Мери вздыхала и стонала под его умелыми пальцами, исследовавшими каждую из ее самых чутких клеточек. Да, да, да, это правда! Мысль о том, что она тайком проникнет в дом Ридов и обворует их, пробудила в ней задремавшее было вдохновение перед лицом опасности, которую она научилась любить. Она выгнулась дугой. Корнель решительно знает ее лучше всех. Ох, как же он хорошо ее знает!
— Ну, войди же в меня! — взмолилась Мери. — Я тебя люблю!
— Еще недостаточно, — заявил Корнель, но подчинился ее желанию. — Но это придет, Мери. О да! Это обязательно придет, вот увидишь!
Она щедро предлагала себя, пленница игры, которую он с наслаждением навязал ей, и он приспособился к ритму ее взлетов и падений. Он обезумел от счастья, именно такого он хотел, именно об этом он мечтал. Теперь Мери Рид по-настоящему принадлежала ему.
На следующее утро они, как было условлено, расстались, пообещав друг другу скорую и еще более чувственную встречу. Не теряя времени Мери отправилась к особняку Ридов — тот находился за три улицы от ее собственного — и начисто позабыла о дворе короля Якова: ни сам король, ни его двор не представляли для нее больше ни малейшего интереса.
21
Человека в Черном с того времени, как он получил приказ, уже не терзали никакие заботы и сомнения, да он попросту не знал, что такое щепетильность. Эмма и Тобиас тоже не отличались совестливостью, но они погрязли в спорах о выборе способа, каким надежнее и выгоднее действовать. Эмма считала возможным уговорить дядю кузнеца, чтобы тот продал им нефритовый «глаз», Тобиас же был уверен в его отказе. Наконец парочка пришла к согласию и поручила Человеку в Черном проследить за намеченной жертвой и доложить об увиденном. Тогда, дескать, и решим, что делать дальше. И, как только выяснилось, что дело предстоит иметь с дряхлым стариком-вдовцом, который весь трясется и живет совсем один, они без всяких колебаний предали счастливого владельца нефритового «глаза» в умелые руки все того же Человека в Черном.

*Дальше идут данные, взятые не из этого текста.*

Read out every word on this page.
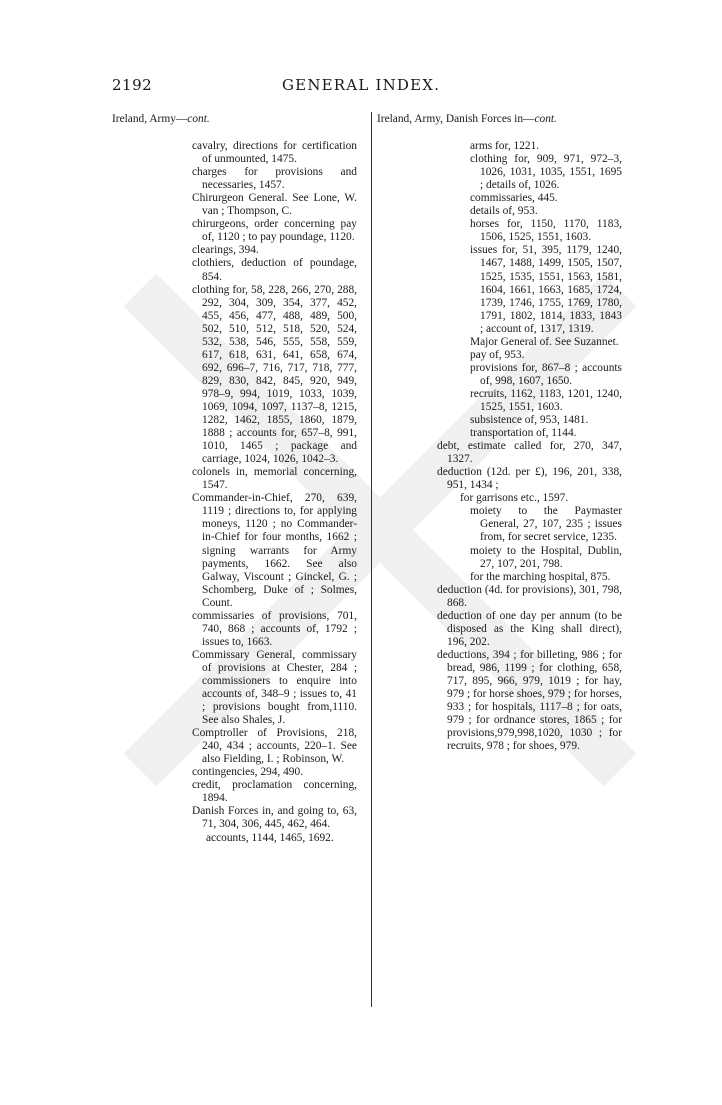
2192	GENERAL INDEX.
Ireland, Army—cont.

cavalry, directions for certification of unmounted, 1475.

charges for provisions and necessaries, 1457.

Chirurgeon General. See Lone, W. van ; Thompson, C.

chirurgeons, order concerning pay of, 1120 ; to pay poundage, 1120.

clearings, 394.

clothiers, deduction of poundage, 854.

clothing for, 58, 228, 266, 270, 288, 292, 304, 309, 354, 377, 452, 455, 456, 477, 488, 489, 500, 502, 510, 512, 518, 520, 524, 532, 538, 546, 555, 558, 559, 617, 618, 631, 641, 658, 674, 692, 696–7, 716, 717, 718, 777, 829, 830, 842, 845, 920, 949, 978–9, 994, 1019, 1033, 1039, 1069, 1094, 1097, 1137–8, 1215, 1282, 1462, 1855, 1860, 1879, 1888 ; accounts for, 657–8, 991, 1010, 1465 ; package and carriage, 1024, 1026, 1042–3.

colonels in, memorial concerning, 1547.

Commander-in-Chief, 270, 639, 1119 ; directions to, for applying moneys, 1120 ; no Commander-in-Chief for four months, 1662 ; signing warrants for Army payments, 1662. See also Galway, Viscount ; Ginckel, G. ; Schomberg, Duke of ; Solmes, Count.

commissaries of provisions, 701, 740, 868 ; accounts of, 1792 ; issues to, 1663.

Commissary General, commissary of provisions at Chester, 284 ; commissioners to enquire into accounts of, 348–9 ; issues to, 41 ; provisions bought from,1110. See also Shales, J.

Comptroller of Provisions, 218, 240, 434 ; accounts, 220–1. See also Fielding, I. ; Robinson, W.

contingencies, 294, 490.

credit, proclamation concerning, 1894.

Danish Forces in, and going to, 63, 71, 304, 306, 445, 462, 464.

accounts, 1144, 1465, 1692.

Ireland, Army, Danish Forces in—cont.

arms for, 1221.

clothing for, 909, 971, 972–3, 1026, 1031, 1035, 1551, 1695 ; details of, 1026.

commissaries, 445.

details of, 953.

horses for, 1150, 1170, 1183, 1506, 1525, 1551, 1603.

issues for, 51, 395, 1179, 1240, 1467, 1488, 1499, 1505, 1507, 1525, 1535, 1551, 1563, 1581, 1604, 1661, 1663, 1685, 1724, 1739, 1746, 1755, 1769, 1780, 1791, 1802, 1814, 1833, 1843 ; account of, 1317, 1319.

Major General of. See Suzannet.

pay of, 953.

provisions for, 867–8 ; accounts of, 998, 1607, 1650.

recruits, 1162, 1183, 1201, 1240, 1525, 1551, 1603.

subsistence of, 953, 1481.

transportation of, 1144.

debt, estimate called for, 270, 347, 1327.

deduction (12d. per £), 196, 201, 338, 951, 1434 ;

for garrisons etc., 1597.

moiety to the Paymaster General, 27, 107, 235 ; issues from, for secret service, 1235.

moiety to the Hospital, Dublin, 27, 107, 201, 798.

for the marching hospital, 875.

deduction (4d. for provisions), 301, 798, 868.

deduction of one day per annum (to be disposed as the King shall direct), 196, 202.

deductions, 394 ; for billeting, 986 ; for bread, 986, 1199 ; for clothing, 658, 717, 895, 966, 979, 1019 ; for hay, 979 ; for horse shoes, 979 ; for horses, 933 ; for hospitals, 1117–8 ; for oats, 979 ; for ordnance stores, 1865 ; for provisions,979,998,1020, 1030 ; for recruits, 978 ; for shoes, 979.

Итак, наемник приступил к выполнению поставленной перед ним задачи без угрызений совести, которых он, впрочем, сроду не испытывал, просто не ведал, что это такое.

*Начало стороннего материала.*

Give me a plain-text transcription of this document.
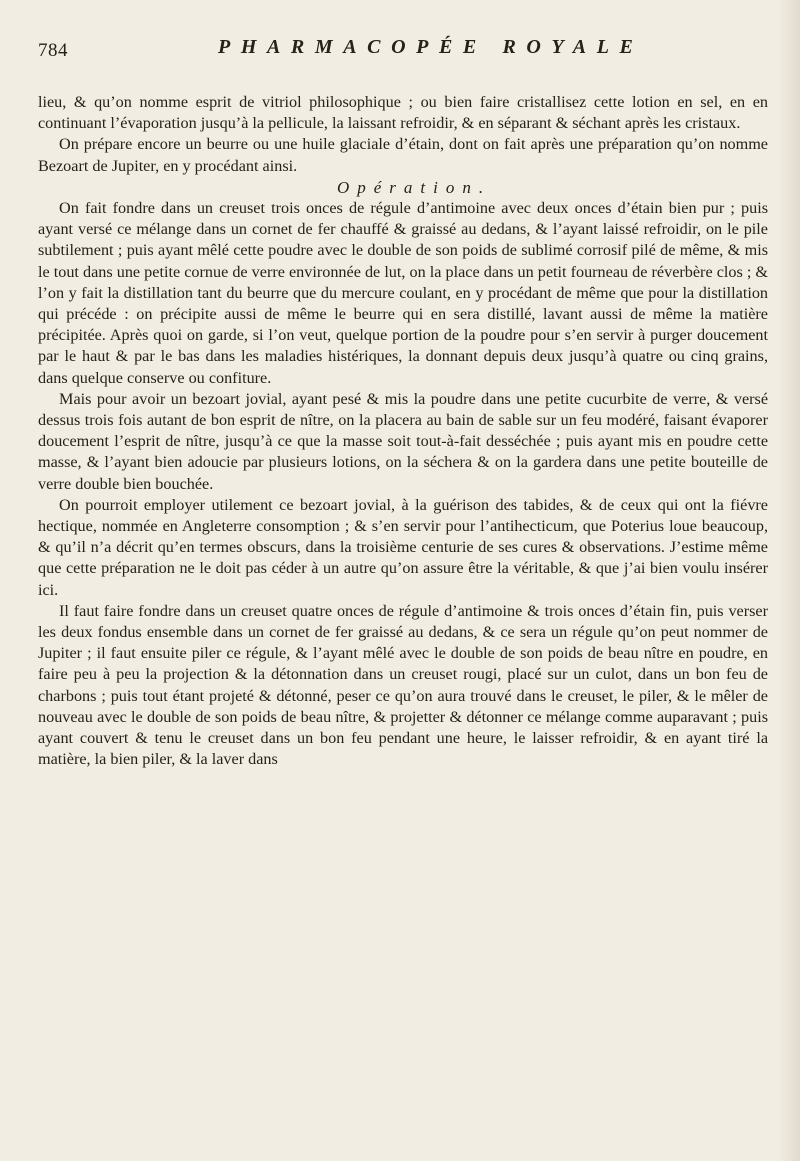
784	PHARMACOPÉE ROYALE

lieu, & qu’on nomme esprit de vitriol philosophique ; ou bien faire cristallisez cette lotion en sel, en en continuant l’évaporation jusqu’à la pellicule, la laissant refroidir, & en séparant & séchant après les cristaux.

On prépare encore un beurre ou une huile glaciale d’étain, dont on fait après une préparation qu’on nomme Bezoart de Jupiter, en y procédant ainsi.

Opération.

On fait fondre dans un creuset trois onces de régule d’antimoine avec deux onces d’étain bien pur ; puis ayant versé ce mélange dans un cornet de fer chauffé & graissé au dedans, & l’ayant laissé refroidir, on le pile subtilement ; puis ayant mêlé cette poudre avec le double de son poids de sublimé corrosif pilé de même, & mis le tout dans une petite cornue de verre environnée de lut, on la place dans un petit fourneau de réverbère clos ; & l’on y fait la distillation tant du beurre que du mercure coulant, en y procédant de même que pour la distillation qui précéde : on précipite aussi de même le beurre qui en sera distillé, lavant aussi de même la matière précipitée. Après quoi on garde, si l’on veut, quelque portion de la poudre pour s’en servir à purger doucement par le haut & par le bas dans les maladies histériques, la donnant depuis deux jusqu’à quatre ou cinq grains, dans quelque conserve ou confiture.

Mais pour avoir un bezoart jovial, ayant pesé & mis la poudre dans une petite cucurbite de verre, & versé dessus trois fois autant de bon esprit de nître, on la placera au bain de sable sur un feu modéré, faisant évaporer doucement l’esprit de nître, jusqu’à ce que la masse soit tout-à-fait desséchée ; puis ayant mis en poudre cette masse, & l’ayant bien adoucie par plusieurs lotions, on la séchera & on la gardera dans une petite bouteille de verre double bien bouchée.

On pourroit employer utilement ce bezoart jovial, à la guérison des tabides, & de ceux qui ont la fiévre hectique, nommée en Angleterre consomption ; & s’en servir pour l’antihecticum, que Poterius loue beaucoup, & qu’il n’a décrit qu’en termes obscurs, dans la troisième centurie de ses cures & observations. J’estime même que cette préparation ne le doit pas céder à un autre qu’on assure être la véritable, & que j’ai bien voulu insérer ici.

Il faut faire fondre dans un creuset quatre onces de régule d’antimoine & trois onces d’étain fin, puis verser les deux fondus ensemble dans un cornet de fer graissé au dedans, & ce sera un régule qu’on peut nommer de Jupiter ; il faut ensuite piler ce régule, & l’ayant mêlé avec le double de son poids de beau nître en poudre, en faire peu à peu la projection & la détonnation dans un creuset rougi, placé sur un culot, dans un bon feu de charbons ; puis tout étant projeté & détonné, peser ce qu’on aura trouvé dans le creuset, le piler, & le mêler de nouveau avec le double de son poids de beau nître, & projetter & détonner ce mélange comme auparavant ; puis ayant couvert & tenu le creuset dans un bon feu pendant une heure, le laisser refroidir, & en ayant tiré la matière, la bien piler, & la laver dans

Вот только эта женщина… эта Сесили Рид… она что-то слишком долго его будоражила. Она ему даже как-то приснилась! Приснилась гораздо моложе, веселее, чем та, которую… Да, он видел ее молодой, радостной, она называла его «любимый мой» и вертелась перед ним, вертелась, прямо так и порхала в красном платье, хотя на руках у нее был младенчик… да, грудной ребенок у нее был на руках, это точно… И теперь он все чаще стал вспоминать этот сон… этот сон о ней… об этой Сесили в красном платье… У Человека в Черном мучительно заломило в висках, голову стиснуло, словно раскаленным обручем, хоть кричи… и он постарался скорее прогнать этот образ. Лучше ее забыть. Забыть навсегда. Забыть быстрее, быстрее, чтобы не думать о том, будто она на самом деле могла быть кем-то важным, кем-то значительным в его прошлой жизни, кем-то, кто мог ему вернуть потерянное имя… А в его памяти, которую он так старался убить вместе с порхающей там Сесили в красном платье и с младенчиком на руках… в его убитой памяти безнадежным вопросом было высечено имя «Том»… И от этого он становился еще более бесчеловечным.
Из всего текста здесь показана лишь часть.